The use of Complexity Science expands Industrial Ecology’s capability to study these systems by providing tools that take into consideration those interconnections and can capture dynamic mechanisms, social value judgments, competing or complementary objectives, and imperfect economic incentives, while creating descriptive simulations of possible outcomes. Through complexity, Industrial Ecology can be involved in the planning of a system at early stages in a dynamic, bottom-up approach that includes technical, environmental, and social considerations, and the context in which technologies will evolve.
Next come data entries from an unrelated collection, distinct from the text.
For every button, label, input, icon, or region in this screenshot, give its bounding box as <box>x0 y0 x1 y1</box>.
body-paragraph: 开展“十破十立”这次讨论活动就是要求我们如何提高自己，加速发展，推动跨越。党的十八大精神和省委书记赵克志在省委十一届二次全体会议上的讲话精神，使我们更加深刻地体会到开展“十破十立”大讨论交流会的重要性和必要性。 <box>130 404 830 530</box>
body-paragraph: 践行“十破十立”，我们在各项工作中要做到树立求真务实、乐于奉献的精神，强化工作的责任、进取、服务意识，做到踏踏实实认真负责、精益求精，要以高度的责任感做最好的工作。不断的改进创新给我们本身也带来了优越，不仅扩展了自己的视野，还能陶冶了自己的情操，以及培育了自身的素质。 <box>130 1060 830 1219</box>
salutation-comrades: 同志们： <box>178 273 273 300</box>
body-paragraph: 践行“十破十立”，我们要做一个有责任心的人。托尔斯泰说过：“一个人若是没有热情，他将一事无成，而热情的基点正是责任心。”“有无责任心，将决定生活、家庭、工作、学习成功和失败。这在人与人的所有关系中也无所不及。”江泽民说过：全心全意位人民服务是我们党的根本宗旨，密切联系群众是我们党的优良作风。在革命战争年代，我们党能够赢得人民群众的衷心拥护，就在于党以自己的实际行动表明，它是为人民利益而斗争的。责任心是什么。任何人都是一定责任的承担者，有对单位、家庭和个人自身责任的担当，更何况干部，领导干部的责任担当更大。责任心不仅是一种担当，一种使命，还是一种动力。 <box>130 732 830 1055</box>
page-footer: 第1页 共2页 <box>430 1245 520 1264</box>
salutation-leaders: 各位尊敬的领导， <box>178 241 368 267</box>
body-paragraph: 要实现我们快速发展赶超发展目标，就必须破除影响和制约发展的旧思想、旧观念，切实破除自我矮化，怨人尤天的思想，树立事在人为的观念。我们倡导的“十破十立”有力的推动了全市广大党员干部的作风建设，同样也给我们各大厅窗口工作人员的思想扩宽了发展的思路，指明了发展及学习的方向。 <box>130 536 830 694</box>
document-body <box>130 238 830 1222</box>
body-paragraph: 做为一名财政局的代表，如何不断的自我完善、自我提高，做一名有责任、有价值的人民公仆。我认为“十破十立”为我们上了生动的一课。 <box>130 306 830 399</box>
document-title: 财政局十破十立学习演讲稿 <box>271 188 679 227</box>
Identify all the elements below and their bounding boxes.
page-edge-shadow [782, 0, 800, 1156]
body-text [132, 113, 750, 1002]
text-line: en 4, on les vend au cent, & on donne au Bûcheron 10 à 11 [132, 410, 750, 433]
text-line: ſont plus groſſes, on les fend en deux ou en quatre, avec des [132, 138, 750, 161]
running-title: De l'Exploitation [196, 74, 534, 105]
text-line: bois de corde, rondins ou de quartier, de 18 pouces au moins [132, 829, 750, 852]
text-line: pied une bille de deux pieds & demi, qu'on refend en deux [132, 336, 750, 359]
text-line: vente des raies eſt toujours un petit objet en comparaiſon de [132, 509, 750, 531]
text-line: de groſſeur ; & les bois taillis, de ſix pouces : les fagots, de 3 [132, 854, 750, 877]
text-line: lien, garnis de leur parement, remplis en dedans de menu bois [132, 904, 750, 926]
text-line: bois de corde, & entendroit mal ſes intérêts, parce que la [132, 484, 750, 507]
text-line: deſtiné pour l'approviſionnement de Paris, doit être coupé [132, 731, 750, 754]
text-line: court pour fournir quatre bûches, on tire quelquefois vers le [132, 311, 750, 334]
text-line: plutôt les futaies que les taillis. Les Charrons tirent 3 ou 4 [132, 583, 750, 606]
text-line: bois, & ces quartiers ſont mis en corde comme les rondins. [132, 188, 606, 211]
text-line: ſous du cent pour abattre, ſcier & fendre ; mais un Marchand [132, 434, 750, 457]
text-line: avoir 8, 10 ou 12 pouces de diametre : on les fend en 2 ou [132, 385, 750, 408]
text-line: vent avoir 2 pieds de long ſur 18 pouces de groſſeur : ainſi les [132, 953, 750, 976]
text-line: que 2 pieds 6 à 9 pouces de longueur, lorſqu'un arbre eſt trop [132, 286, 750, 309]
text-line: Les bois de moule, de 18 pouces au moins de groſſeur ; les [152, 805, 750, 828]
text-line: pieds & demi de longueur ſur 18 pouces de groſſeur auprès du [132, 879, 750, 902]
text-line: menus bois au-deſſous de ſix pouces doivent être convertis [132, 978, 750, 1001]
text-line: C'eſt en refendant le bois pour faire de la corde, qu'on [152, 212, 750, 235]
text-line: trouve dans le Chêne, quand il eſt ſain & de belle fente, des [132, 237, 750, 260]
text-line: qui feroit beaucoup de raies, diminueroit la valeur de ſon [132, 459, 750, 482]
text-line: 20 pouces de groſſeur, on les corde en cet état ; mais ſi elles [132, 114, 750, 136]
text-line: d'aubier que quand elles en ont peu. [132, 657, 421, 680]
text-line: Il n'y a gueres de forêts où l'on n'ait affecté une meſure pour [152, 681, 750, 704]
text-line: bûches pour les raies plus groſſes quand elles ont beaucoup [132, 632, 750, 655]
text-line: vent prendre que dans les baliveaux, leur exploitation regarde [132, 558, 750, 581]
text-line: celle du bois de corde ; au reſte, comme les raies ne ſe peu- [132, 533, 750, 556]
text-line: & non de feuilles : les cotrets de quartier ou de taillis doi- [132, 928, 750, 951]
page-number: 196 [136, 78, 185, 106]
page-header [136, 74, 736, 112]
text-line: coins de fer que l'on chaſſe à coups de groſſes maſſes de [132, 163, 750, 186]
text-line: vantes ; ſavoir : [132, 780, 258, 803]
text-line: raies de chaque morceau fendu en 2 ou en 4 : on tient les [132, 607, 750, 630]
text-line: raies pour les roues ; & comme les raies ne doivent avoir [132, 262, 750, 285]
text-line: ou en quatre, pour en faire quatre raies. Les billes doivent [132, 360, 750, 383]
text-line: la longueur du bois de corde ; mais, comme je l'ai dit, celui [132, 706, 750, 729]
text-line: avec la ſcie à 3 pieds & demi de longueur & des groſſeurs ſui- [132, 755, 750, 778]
This paper presents an Agent-Based Model that allows stakeholders to test development strategies of electricity supply systems based on renewable energy. The model serves as a robust tool for policy experiments and scenario creation giving decision-makers illustrations of value judgment, path-dependence, and tradeoffs that occur during multi-objective planning and allowing Industrial Ecologist to responsibly participate in the development process. The model is illustrated through the case study of Liberia, West Africa, arguably the least electrified country in the world.